LIEBE KINDER

von Redaktion

Gestern erklärte Agnes, wer Galileo Galilei war. Sie rückte ihre kleine Brille zurecht und begann: „Galileo Galilei lebte vor ungefähr 400 Jahren in Italien. Damals glaubten die allermeister Zweibeiner, dass die Erde der Mittelpunkt vom ganzen Universum sei. Aber Galileo war neugierig. Er baute sich ein Fernrohr, also ein Teleskop, mit dem er den Himmel ganz genau betrachten konnte.” „Und was hat er durch dieses selbstgebaute Teleskop dann gesehen?“, brummte Waldemar mit großen Augen. Agnes schnatterte: „Er sah, dass der Mond Berge und Täler hat. Und fand heraus, dass der Planet Jupiter eigene Monde hat. Diese Monde umkreisen den Jupiter.
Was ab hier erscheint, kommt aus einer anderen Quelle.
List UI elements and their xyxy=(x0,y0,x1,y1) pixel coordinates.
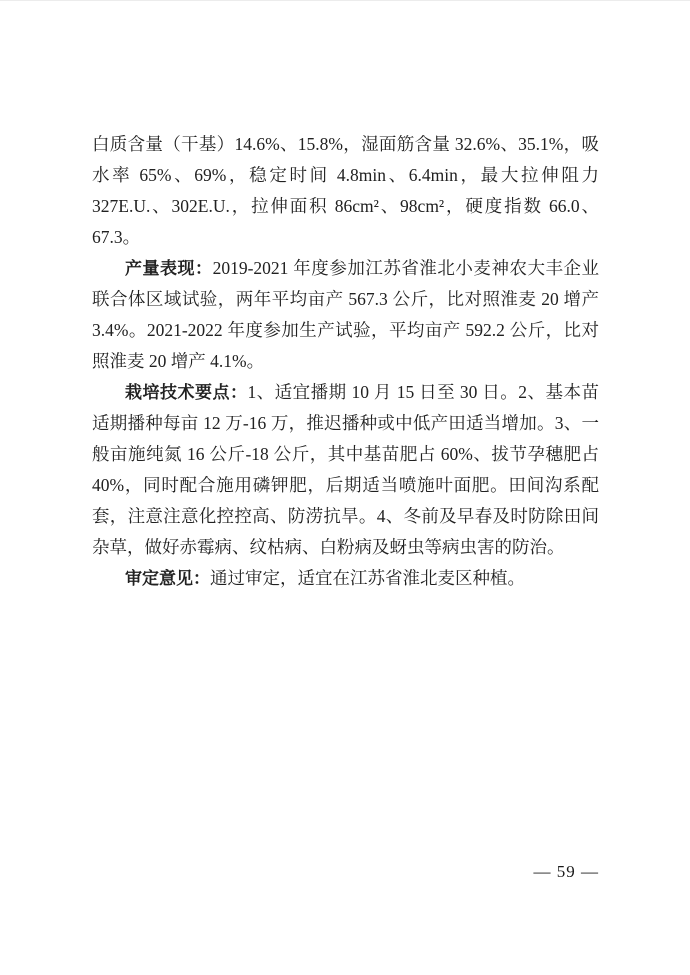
paragraph-heading: 栽培技术要点： xyxy=(125,383,247,402)
paragraph-text: 白质含量（干基）14.6%、15.8%，湿面筋含量 32.6%、35.1%，吸水… xyxy=(92,134,599,247)
paragraph-yield-performance: 产量表现：2019-2021 年度参加江苏省淮北小麦神农大丰企业联合体区域试验，… xyxy=(92,253,599,377)
paragraph-heading: 审定意见： xyxy=(125,569,210,588)
document-body: 白质含量（干基）14.6%、15.8%，湿面筋含量 32.6%、35.1%，吸水… xyxy=(92,129,599,594)
paragraph-approval-opinion: 审定意见：通过审定，适宜在江苏省淮北麦区种植。 xyxy=(92,563,599,594)
paragraph-text: 1、适宜播期 10 月 15 日至 30 日。2、基本苗适期播种每亩 12 万-… xyxy=(92,382,599,557)
page-footer: — 59 — xyxy=(92,860,599,884)
document-page: 白质含量（干基）14.6%、15.8%，湿面筋含量 32.6%、35.1%，吸水… xyxy=(0,0,690,975)
page-number: — 59 — xyxy=(534,862,600,881)
paragraph-cultivation-technique-points: 栽培技术要点：1、适宜播期 10 月 15 日至 30 日。2、基本苗适期播种每… xyxy=(92,377,599,563)
paragraph-text: 通过审定，适宜在江苏省淮北麦区种植。 xyxy=(210,568,525,588)
paragraph-heading: 产量表现： xyxy=(125,259,213,278)
paragraph-quality-indicators-continuation: 白质含量（干基）14.6%、15.8%，湿面筋含量 32.6%、35.1%，吸水… xyxy=(92,129,599,253)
Das war ein Beweis dafür, dass sich nicht alles um die Erde dreht.“

„Das auszusprechen war aber mutig!“, quakte ich. „Oh ja, denn damals durfte man sowas nicht laut sagen. Die katholische Kirche zwang ihn, öffentlich vor Gericht zu sagen, dass er falsch lag – obwohl er recht hatte! Danach durfte er zur Strafe bis an sein Lebensende sein Haus nicht mehr verlassen!”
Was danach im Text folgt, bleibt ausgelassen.